Senin, 09 Februari 2009

Ketika sudah menjadi anggota MPR Pengabdianmu Kepada Partai Politik Itu Berakhir


Oleh Warsito, S.H., M.Kn.
-Dosen Universitas Satyagama Jakarta
-Juara I Lomba Pidato tingkat Pegawai MPR-DPR 2003
-Master Kenotariatan UI
-Konsultan Hukum
-Pegiat Konstitusi dan Pengamat DPD



         Sejak saya menyatakan berhenti dari PNS DPD setahun yang lalu, waktu saya agak leluasa untuk kembali menulis, dimana hoby utama saya adalah memang menulis, guna memberikan pemikiran dan pemahaman mengenai sistem ketatanegaraan Indonesia menjadi lebih baik lagi.
UUD 1945 pasca amendemen, dipastikan tidak ada satupun mahluk di dunia ini yang hafal konstitusi. Jika pembukaan UUD 1945 masih banyak yang hafal, hafalan tersebut tidak berlaku untuk pasal-pasal konstitusi.

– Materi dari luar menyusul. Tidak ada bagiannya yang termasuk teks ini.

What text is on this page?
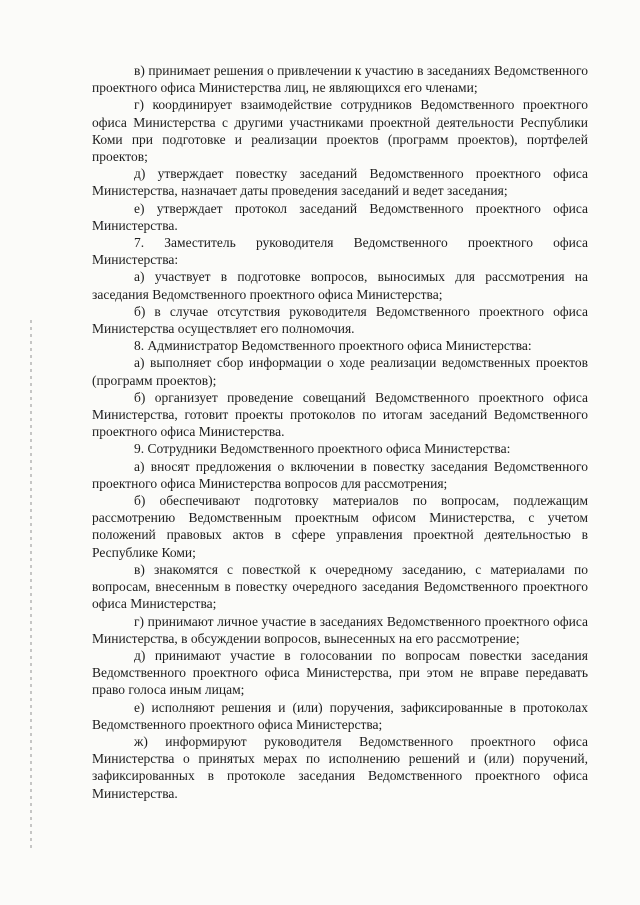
в) принимает решения о привлечении к участию в заседаниях Ведомственного проектного офиса Министерства лиц, не являющихся его членами;

г) координирует взаимодействие сотрудников Ведомственного проектного офиса Министерства с другими участниками проектной деятельности Республики Коми при подготовке и реализации проектов (программ проектов), портфелей проектов;

д) утверждает повестку заседаний Ведомственного проектного офиса Министерства, назначает даты проведения заседаний и ведет заседания;

е) утверждает протокол заседаний Ведомственного проектного офиса Министерства.

7. Заместитель руководителя Ведомственного проектного офиса Министерства:

а) участвует в подготовке вопросов, выносимых для рассмотрения на заседания Ведомственного проектного офиса Министерства;

б) в случае отсутствия руководителя Ведомственного проектного офиса Министерства осуществляет его полномочия.

8. Администратор Ведомственного проектного офиса Министерства:

а) выполняет сбор информации о ходе реализации ведомственных проектов (программ проектов);

б) организует проведение совещаний Ведомственного проектного офиса Министерства, готовит проекты протоколов по итогам заседаний Ведомственного проектного офиса Министерства.

9. Сотрудники Ведомственного проектного офиса Министерства:

а) вносят предложения о включении в повестку заседания Ведомственного проектного офиса Министерства вопросов для рассмотрения;

б) обеспечивают подготовку материалов по вопросам, подлежащим рассмотрению Ведомственным проектным офисом Министерства, с учетом положений правовых актов в сфере управления проектной деятельностью в Республике Коми;

в) знакомятся с повесткой к очередному заседанию, с материалами по вопросам, внесенным в повестку очередного заседания Ведомственного проектного офиса Министерства;

г) принимают личное участие в заседаниях Ведомственного проектного офиса Министерства, в обсуждении вопросов, вынесенных на его рассмотрение;

д) принимают участие в голосовании по вопросам повестки заседания Ведомственного проектного офиса Министерства, при этом не вправе передавать право голоса иным лицам;

е) исполняют решения и (или) поручения, зафиксированные в протоколах Ведомственного проектного офиса Министерства;

ж) информируют руководителя Ведомственного проектного офиса Министерства о принятых мерах по исполнению решений и (или) поручений, зафиксированных в протоколе заседания Ведомственного проектного офиса Министерства.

Hal ini disebabkan, disamping amendemen UUD 1945 hampir menambahkan 300% ayat, hal lain ketidakbanyakhafalan pelajar dan mahasiswa diakibatkan oleh kandungan konstitusi yang sudah tercerabut akarnya dari nilai-nilai estetika, sehingga kebanyakan orang ogah untuk membacanya apalagi menghafalnya. Pusing kepala, demikian “kata pelajar dan para mahasiswa”.
       Berapa jumlah ayat UUD 1945 sebelum dilakukan perubahan?. Jawabnya 71 ayat. Setelah dilakukan perubahan menjadi 199 ayat, dengan demikian penambahannya 128 ayat. Undang-Undang Dasar 1945 telah dilakukan perubahan oleh MPR selama empat kali dalam sidangnya sejak 1999-2002. Salah satu amendemen UUD 1945 tersebut adalah, melahirkan lembaga negara Dewan Perwakilan Daerah atau DPD sekaligus menjadi permasalahan di dalam konstitusi karena keberadaannya tidak diberi kewenangan.
   Dewan Perwakilan Daerah kini mulai sadar, kelembagaannya hanya dijadikan accessories/mengekor di dalam sistem ketatanegaraan. DPD tidak dapat membuat produk yang bersifat mengatur (regelling) karena tidak diberikan kewenangan yang memadai layaknya lembaga-lembaga Negara lain. Singkat ceritera DPD tidak turut serta dalam pengambilan keputusan di bidang legislasi.
       Marilah memerhatikan dengan saksama tugas DPD (baca: bukan kewenangan) di dalam pasal 22D UUD 1945 yang hanya ikut membahas RUU yang berkaitan dengan otonomi daerah, hubungan pusat dan daerah, pembentukan, pemekaran, dan penggabungan daerah, pengelolaan sumber daya alam, dan sumber daya ekonomi lainnya, serta perimbangan keuangan pusat dan daerah, dan hanya bersifat memberikan pertimbangan kepada DPR atas rancangan undang-undang APBN dan RUU yang berkaitan dengan pajak, pendidikan dan agama.
Tugas DPD tersebut jika kita mengkaji secara mendalam, sama sekali tidak ada gunanya, karena aspirasi rakyat bermuara ditangan DPR. Mengapa tidak menyampaikan aspirasi langsung ke DPR saja?. Keberadaan DPD saat ini hanya bersifat komplementer (pelengkap) dalam sistem ketatanegaraan. DPD yang dilahirkan dari amendemen kini protes meminta amendemen untuk penguatan kelembagaannya. 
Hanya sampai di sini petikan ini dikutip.